Tue 25 Mar 2008 08:05 AM

In Epistemology and the Psychology of Human Judgment,* Michael Bishop and J.D. Trout argue that epistemology needs to be informed by empirical results about how humans actually reason. I am sympathetic with this approach, having myself advocated using a psychological hammer to crack a traditionally philosophical nut. Nevertheless, Bishop and Trout too often overreach.

In part this is a matter of rhetoric. They celebrate psychology without pausing too much to consider weaknesses in various lines of research, while denouncing epistemology sans psychology as bankrupt. They advocate combining the two without retreating from that assessment; in the conclusion they write, "Gin is better than vermouth, but they're still better together" [p. 154]. This is an odd metaphor, because gin is only better than vermouth to some tastes and for some purposes; vermouth is key to tomato sauces (where it releases alcohol soluble flavors) and cheese sauces (where it stops long strands from forming). Regardless, lines like that occur throughout the book. They aim to be glib, and they hit a bullseye.

This fresh enthusiasm for empirical results contra the epistemological tradition elides deep problems with their own approach. They advocate what they call 'strategic reliabilism': We ought to engage in whichever reasoning strategy best balances high yield of true beliefs with low cognitive demands; that is, we want to believe true things, but we don't want to think too hard. Of course, this cost-benefit calculation can't be done from the armchair. It is an empirical question as to which strategy best balances these desiderata. Part of the problem, however, is that the truth desideratum isn't just a passion for truth simpliciter. What we want is significant truth.

They discuss this point in a breezy ten-page chapter, but it's mostly just bravado. Many truths are significant because they give us power to do what we want to do. We have prudential reasons for wanting those truths. Since those truths will all be hypothetical imperatives, then their account would just be a kind of vulgar pragmatism if that were all of 'significance'. They avoid that outcome by insisting that some things are objectively significant; for example:

We take it that discovering the truth about the physical or social structure of the world is intrinsically valuable. So even if we can't be sure that it will lead to any practical results, the physicists at CERN and Fermilab have epistemic reasons (beyond their prudential reasons) for spending cognitive resources on trying to discover the Higgs boson. [p. 97]

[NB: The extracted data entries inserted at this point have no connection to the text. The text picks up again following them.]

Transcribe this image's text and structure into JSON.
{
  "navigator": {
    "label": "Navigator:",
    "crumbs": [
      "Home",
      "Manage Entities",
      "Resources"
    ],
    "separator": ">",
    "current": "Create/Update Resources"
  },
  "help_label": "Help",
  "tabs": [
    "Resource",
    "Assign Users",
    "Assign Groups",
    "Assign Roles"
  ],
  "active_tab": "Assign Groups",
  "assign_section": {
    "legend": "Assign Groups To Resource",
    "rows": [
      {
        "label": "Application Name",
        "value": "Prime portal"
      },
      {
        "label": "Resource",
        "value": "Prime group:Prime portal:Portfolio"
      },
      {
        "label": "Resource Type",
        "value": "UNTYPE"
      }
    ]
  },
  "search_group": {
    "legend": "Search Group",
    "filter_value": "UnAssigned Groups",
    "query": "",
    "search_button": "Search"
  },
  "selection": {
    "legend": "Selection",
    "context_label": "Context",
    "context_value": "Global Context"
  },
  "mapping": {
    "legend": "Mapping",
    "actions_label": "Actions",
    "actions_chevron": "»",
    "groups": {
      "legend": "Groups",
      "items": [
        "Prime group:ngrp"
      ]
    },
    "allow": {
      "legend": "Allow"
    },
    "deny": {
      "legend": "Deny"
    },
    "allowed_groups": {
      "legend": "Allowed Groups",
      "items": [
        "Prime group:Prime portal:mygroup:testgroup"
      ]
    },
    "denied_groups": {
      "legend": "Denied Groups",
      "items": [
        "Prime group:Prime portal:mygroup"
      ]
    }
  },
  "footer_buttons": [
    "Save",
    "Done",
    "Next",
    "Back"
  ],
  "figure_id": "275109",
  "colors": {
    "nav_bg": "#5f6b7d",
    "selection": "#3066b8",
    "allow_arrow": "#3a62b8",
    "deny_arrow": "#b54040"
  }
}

This is a natural enough thing to say, even though it's wrong.

The point is not even that it's wrong. My writing on the subject all came too late, and I won't fault them for failing to anticipate me.** But they had read Philip Kitcher's Science, Truth, and Democracy, in which he attacks the natural but wrong position.*** Bishop and Trout cite parts of STD approvingly when it suits them to do so, and the core of Kitcher's book is the attack on the notion of objective epistemic significance. They could not have just overlooked it.

It's the 21st-century now, and you can't naïvely rely on two sentences about objective significance when significant truth is a lynchpin of your would-be new paradigm.

* Oxford University Press, 2005. Amazon link

** See variously an excerpt of an old paper, more blogging, the bits on the function of science in my d-cog paper, and this recent draft.